Dal 1° gennaio scorso, l’Egitto è anche membro effettivo del gruppo BRICS, insieme a Etiopia, Emirati Arabi Uniti, Iran e Arabia Saudita. Questi ingressi cambiano le prospettive classiche di forte conflitto tra Iran e Arabia Saudita, che peraltro hanno iniziato un percorso di pace “indiretto”, mediato dall’Oman, che ha portato a un negoziato di pace tra gli Houthi e l’Arabia Saudita, che appoggia il governo yemenita sunnita, in guerra sanguinosa dal 2015.
Alleggeriti sul fronte interno, gli Houthi sono diventati più aggressivi all’esterno. Essi sono solo la punta di una tensione molto profonda, e servirà a poco la loro designazione come organizzazione terroristica globale da parte del Dipartimento di Stato americano, in vigore dal prossimo 16 febbraio. Solo una pace profonda, scevra da propagande e manipolazioni, può mettere al sicuro la navigazione commerciale internazionale e con essa lo sviluppo economico e sociale del mondo.

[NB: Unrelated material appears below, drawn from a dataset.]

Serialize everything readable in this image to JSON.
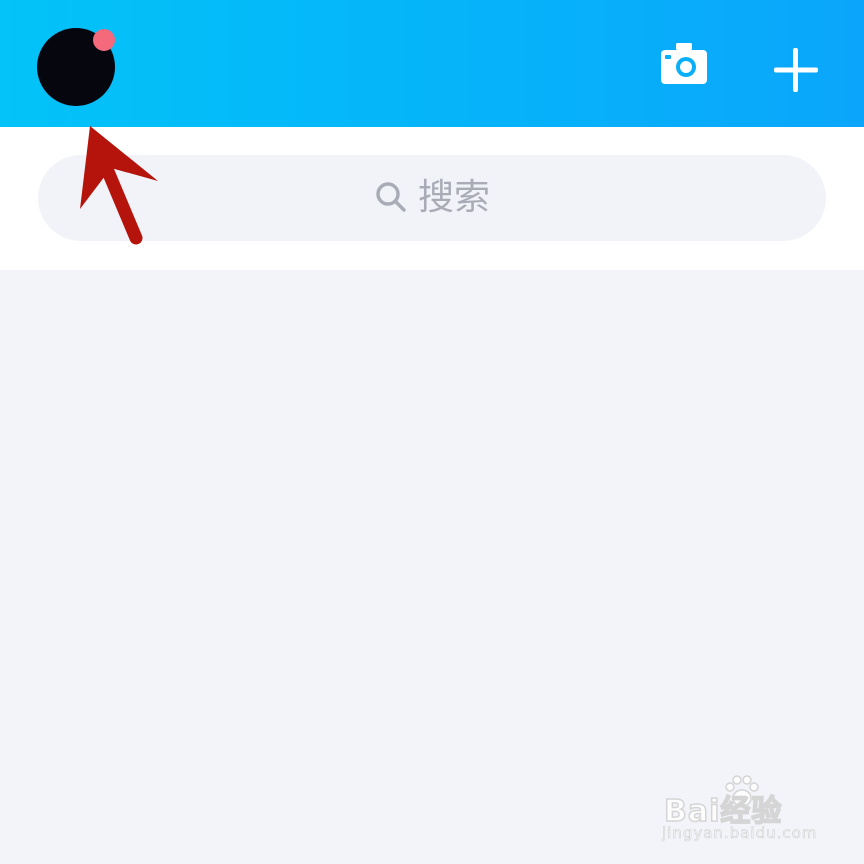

Detto questo, a noi sembra alquanto sconcertante l’estrema drammatizzazione del blocco di Suez da parte dei media italiani e in particolare il grido di allarme che viene lanciato perché i porti del Nord sarebbero in grado di trarre vantaggio dalle nostre difficoltà.

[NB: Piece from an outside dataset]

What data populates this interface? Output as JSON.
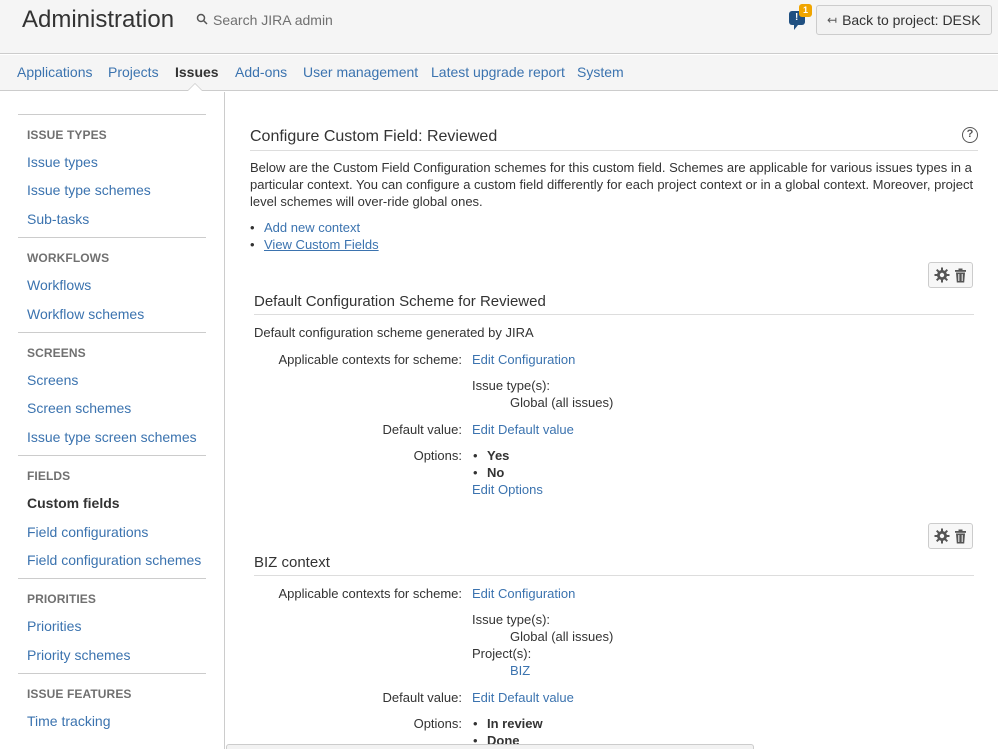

Innanzitutto, se c’è qualcosa di cui preoccuparsi è la stagnazione intrinseca dell’economia e della portualità italiane, indipendentemente dagli shock esogeni. Non sono tanto questi quanto le decisioni di certi gruppi multinazionali di smantellare la loro presenza in Italia a metterci in difficoltà (anche Trieste ne sa qualcosa), sono la continua erosione del salario di dipendenti pubblici e privati creata dal fatto che, pur in presenza di un’alta inflazione, almeno il 50% dei contratti nazionali di lavoro sono scaduti da più di tre anni (dati CNEL) e non vengono rinnovati, sono i 5,6 milioni di persone che vivono in condizione di povertà (dati ISTAT), sono l’evasione fiscale dovuta più che all’IRPEF al lavoro irregolare (Rapporto sull’economia non osservata, 2023), senza parlare delle decine di crisi aziendali che stanno da tempo sui tavoli del Ministero delle Imprese e del Made in Italy, minacciando l’esistenza di migliaia di famiglie italiane.

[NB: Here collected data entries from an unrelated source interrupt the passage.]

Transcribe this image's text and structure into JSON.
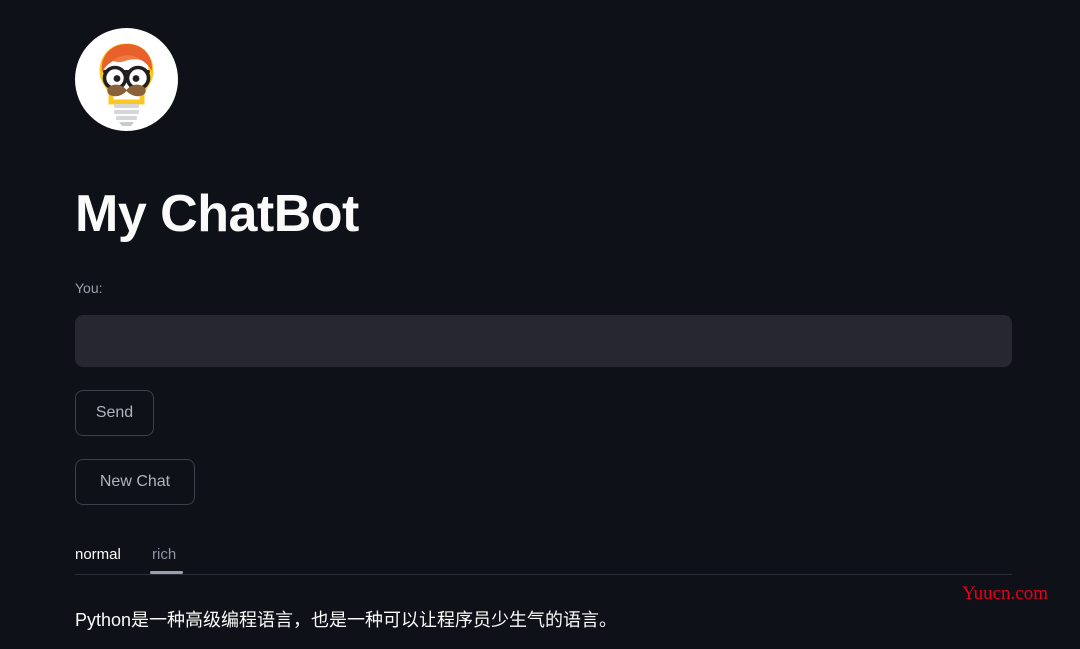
{
  "page": {
    "background_color": "#0e1117",
    "text_color": "#fafafa"
  },
  "logo": {
    "icon": "hipster-lightbulb-avatar-icon",
    "circle_color": "#ffffff",
    "hair_color": "#e8602c",
    "bulb_color": "#f9c823",
    "glasses_color": "#231f20",
    "mustache_color": "#8a6239",
    "base_color": "#d9dadb"
  },
  "header": {
    "title": "My ChatBot"
  },
  "form": {
    "input_label": "You:",
    "input_value": "",
    "input_placeholder": "",
    "send_label": "Send",
    "new_chat_label": "New Chat"
  },
  "tabs": {
    "items": [
      {
        "label": "normal",
        "selected": false
      },
      {
        "label": "rich",
        "selected": true
      }
    ],
    "active_indicator_color": "#9aa0ab"
  },
  "response": {
    "text": "Python是一种高级编程语言，也是一种可以让程序员少生气的语言。"
  },
  "watermark": {
    "text": "Yuucn.com",
    "color": "#e8001c"
  }
}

Nei porti italiani “il traffico gateway è ormai da anni stabile a ridosso dei 7,5 milioni di Teu” – titolava Shipping Italy un paio di settimane fa. Da anni la nostra portualità non riesce a schiodarsi dai “consueti” 11 milioni di TEU, transhipment compreso. È un indicatore che rispecchia fedelmente lo stato di un paese che Pierluigi Ciocca, per anni alla direzione dell’Ufficio Studi della Banca d’Italia, ha definito “il caso limite di una economia un tempo brillante divenuta improduttiva”. Un paese, per dirla con l’ultimo rapporto Censis (dicembre 2023) “di sonnambuli, ciechi dinanzi ai presagi”.
In questa situazione, gridare al pericolo che i porti del Nord ci possano “rubare” i traffici (vecchia litania che ritorna), approfittando della crisi di Suez, è quanto di più banale si possa oggi immaginare. I porti del Nord hanno problemi ben più gravi di quelli cui potrebbero rimediare “rubandoci” un po’ di traffico. In particolare, i porti della Germania, collocati all’interno di corsi fluviali sempre più a rischio siccità. Per non parlare poi della difficile situazione dell’economia tedesca in quanto tale, vittima di politiche energetiche avventate e di scelte sbagliate di politica industriale, fattori endogeni dunque.
Siamo tutti nella stessa barca, cerchiamo di darci una mano, di fare sinergie. Trieste e Amburgo sono agli estremi di un unico corridoio, che dobbiamo concepire e attrezzare come un unico mercato. Per questo la danese DFDS e l’anseatica HHLA hanno investito sulle nostre banchine. A loro il compito di allargare il raggio d’azione al Mare del Nord e al Baltico, a noi quello di allargarlo al Mediterraneo e al Mar Nero. Non ci sono alternative.